ASCAP announced that it is appealing the decision it lost to Pandora in a federal rate-setting trial in March. ASCAP (American Society of Composers, Authors asnd Publishers) seeks to reverse a district court’s ruling that set a much lower royalty rate for Pandora’s use of music created or published by ASCAP members.

In the earlier trial, federal judge Denis Cote was categorical in her rejection of ASCAP’s argument for an escalating royalty rate over a five-year period, and the high royalty levels also. Judge Cote’s reasoning held that there should be a single rate for the five-year period under examination in that trial, and that it should be lower than ASCAP’s high end. The decision set a single rate of 1.85% of Pandora revenue — exactly what the service was already paying. ASCAP hoped for a gradual increase to three percent.

RAIN projected the financial saving to Pandora (and lost-revenue cost to ASCAP members) after the first trial decision:

ASCAP vs Pandora dollar chart 638w

 

Judge Cote’s language during the first trial seemed to accept Pandora’s argument that it is a form of radio, and that radio’s low rates to ASCAP should serve as the main benchmark.
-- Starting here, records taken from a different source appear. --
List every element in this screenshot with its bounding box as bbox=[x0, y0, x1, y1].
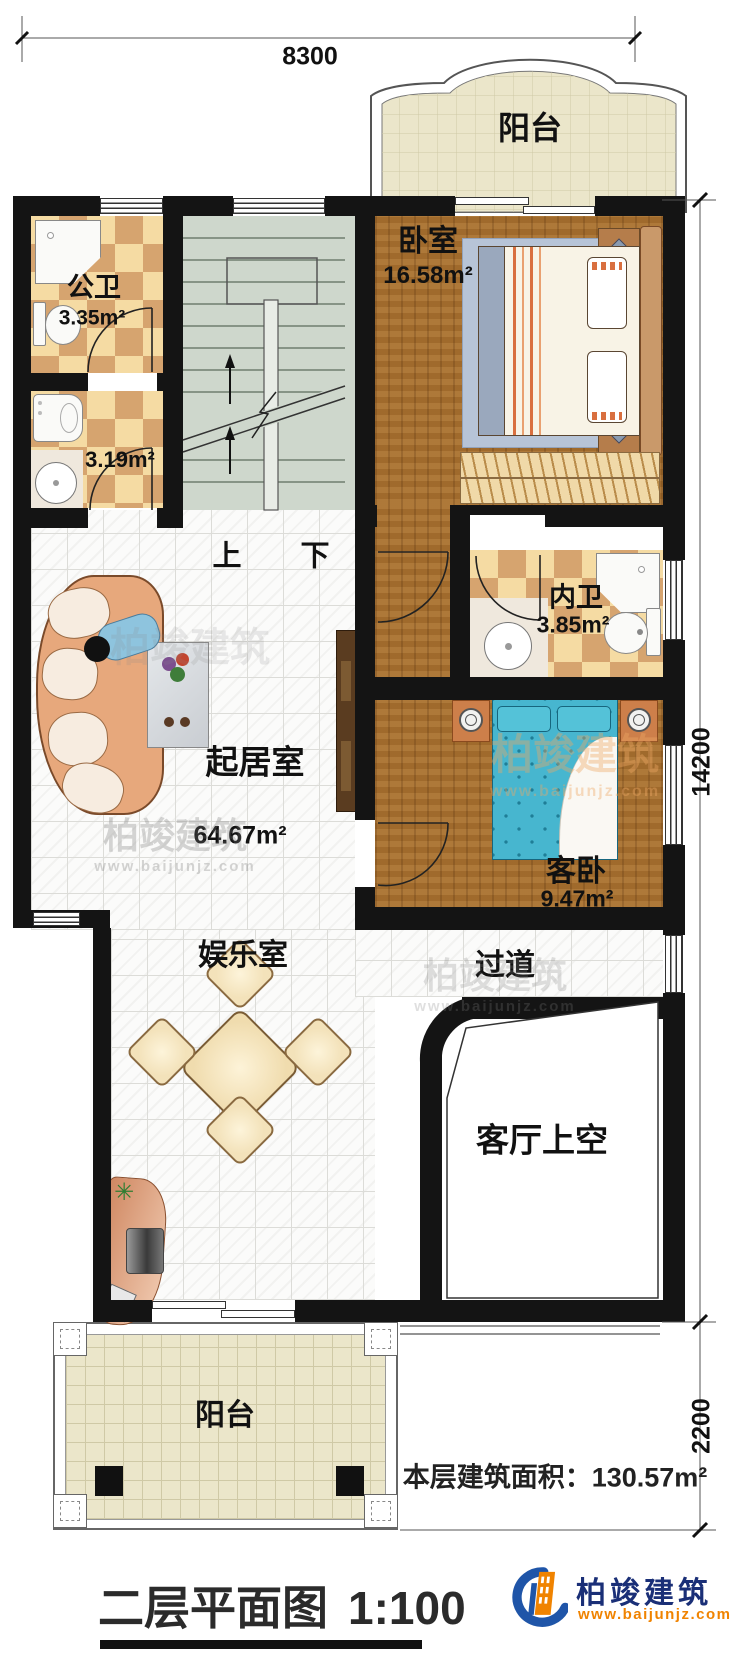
sliding-door bbox=[152, 1301, 226, 1309]
room-area-guest: 9.47m² bbox=[541, 888, 614, 911]
pillow bbox=[587, 351, 627, 423]
bed-headboard bbox=[640, 226, 662, 456]
area-summary: 本层建筑面积：130.57m² bbox=[403, 1465, 708, 1492]
person-head bbox=[84, 636, 110, 662]
shower-drain-dot bbox=[47, 232, 54, 239]
room-label-inner-bath: 内卫 bbox=[549, 585, 603, 612]
shower-drain-dot bbox=[638, 566, 645, 573]
room-label-corridor: 过道 bbox=[475, 951, 535, 981]
dim-right-lower: 2200 bbox=[690, 1398, 715, 1454]
pillow bbox=[587, 257, 627, 329]
wall bbox=[13, 373, 88, 391]
balcony-post bbox=[364, 1322, 398, 1356]
wall bbox=[450, 527, 470, 677]
guest-bed bbox=[492, 698, 618, 860]
wall bbox=[93, 1300, 152, 1322]
sliding-door bbox=[455, 197, 529, 205]
stairs-down-label: 下 bbox=[300, 543, 329, 572]
title-underline bbox=[100, 1640, 422, 1649]
wall bbox=[355, 505, 377, 527]
column bbox=[336, 1466, 364, 1496]
bed bbox=[478, 246, 640, 436]
cabinet bbox=[336, 630, 356, 812]
room-area-inner-bath: 3.85m² bbox=[537, 614, 610, 637]
window bbox=[33, 912, 80, 926]
room-label-entertainment: 娱乐室 bbox=[198, 941, 288, 971]
room-label-public-bath: 公卫 bbox=[67, 275, 121, 302]
wall bbox=[157, 508, 183, 528]
wall bbox=[295, 1300, 680, 1322]
pillow bbox=[557, 706, 611, 732]
logo: 柏竣建筑 www.baijunjz.com bbox=[512, 1558, 722, 1650]
wall bbox=[13, 196, 31, 928]
wall bbox=[355, 907, 685, 930]
column bbox=[95, 1466, 123, 1496]
wall bbox=[355, 677, 685, 700]
sliding-door bbox=[221, 1310, 295, 1318]
plan-title: 二层平面图 bbox=[98, 1582, 328, 1634]
computer-monitor bbox=[126, 1228, 164, 1274]
toilet-bowl bbox=[604, 612, 648, 654]
stairs-up-label: 上 bbox=[212, 543, 241, 572]
blanket-fold bbox=[559, 737, 617, 859]
coffee-table bbox=[147, 642, 209, 748]
room-label-balcony-bottom: 阳台 bbox=[195, 1401, 255, 1431]
wall bbox=[420, 1055, 442, 1322]
wall bbox=[355, 527, 375, 820]
room-area-living: 64.67m² bbox=[193, 824, 286, 849]
bath-sink bbox=[484, 622, 532, 670]
wall bbox=[450, 505, 685, 515]
nightstand bbox=[452, 700, 490, 742]
logo-url: www.baijunjz.com bbox=[578, 1606, 731, 1623]
logo-icon bbox=[512, 1564, 568, 1634]
room-area-bedroom: 16.58m² bbox=[383, 264, 472, 288]
wall bbox=[355, 196, 375, 527]
room-label-living: 起居室 bbox=[206, 746, 305, 779]
balcony-post bbox=[364, 1494, 398, 1528]
plant: ✳ bbox=[114, 1178, 134, 1207]
window bbox=[233, 198, 325, 214]
nightstand bbox=[620, 700, 658, 742]
room-area-public-bath: 3.35m² bbox=[59, 308, 126, 329]
floor-plan-canvas: ✳ bbox=[0, 0, 750, 1662]
room-label-bedroom: 卧室 bbox=[398, 227, 458, 257]
pillow bbox=[497, 706, 551, 732]
wall bbox=[163, 196, 183, 528]
room-label-void: 客厅上空 bbox=[476, 1124, 608, 1157]
wall bbox=[462, 997, 663, 1019]
area-summary-value: 130.57m² bbox=[592, 1463, 708, 1493]
toilet bbox=[646, 608, 661, 656]
wall bbox=[663, 993, 685, 1322]
balcony-post bbox=[53, 1494, 87, 1528]
window bbox=[100, 198, 163, 214]
washing-machine bbox=[33, 394, 83, 442]
sliding-door bbox=[523, 206, 595, 214]
room-label-guest: 客卧 bbox=[546, 857, 606, 887]
window bbox=[665, 935, 683, 993]
wardrobe bbox=[460, 452, 660, 504]
room-area-utility: 3.19m² bbox=[85, 449, 155, 471]
plan-scale: 1:100 bbox=[348, 1582, 466, 1634]
utility-sink bbox=[35, 462, 77, 504]
wall bbox=[13, 508, 88, 528]
dim-right-upper: 14200 bbox=[690, 727, 715, 797]
balcony-post bbox=[53, 1322, 87, 1356]
window bbox=[665, 560, 683, 640]
wall bbox=[93, 928, 111, 1322]
room-label-balcony-top: 阳台 bbox=[498, 112, 562, 144]
dim-top: 8300 bbox=[282, 45, 338, 70]
window bbox=[665, 745, 683, 845]
area-summary-label: 本层建筑面积： bbox=[403, 1463, 592, 1493]
title-block: 二层平面图1:100 bbox=[98, 1572, 466, 1638]
wall bbox=[325, 196, 455, 216]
ASCAP disagrees with that, too. It’s current argument holds that private-market benchmarks should be used: “ASCAP believes that the district court’s summary judgment misinterprets the ASCAP consent decree and deprives ASCAP’s members of rights expressly granted to them by the Copyright Law.  With respect to the district court’s rate determination, ASCAP’s brief argues that the court set a below-market price for Pandora’s license, resulting from the court’s failure to use recent direct licensing deals as relevant benchmarks.”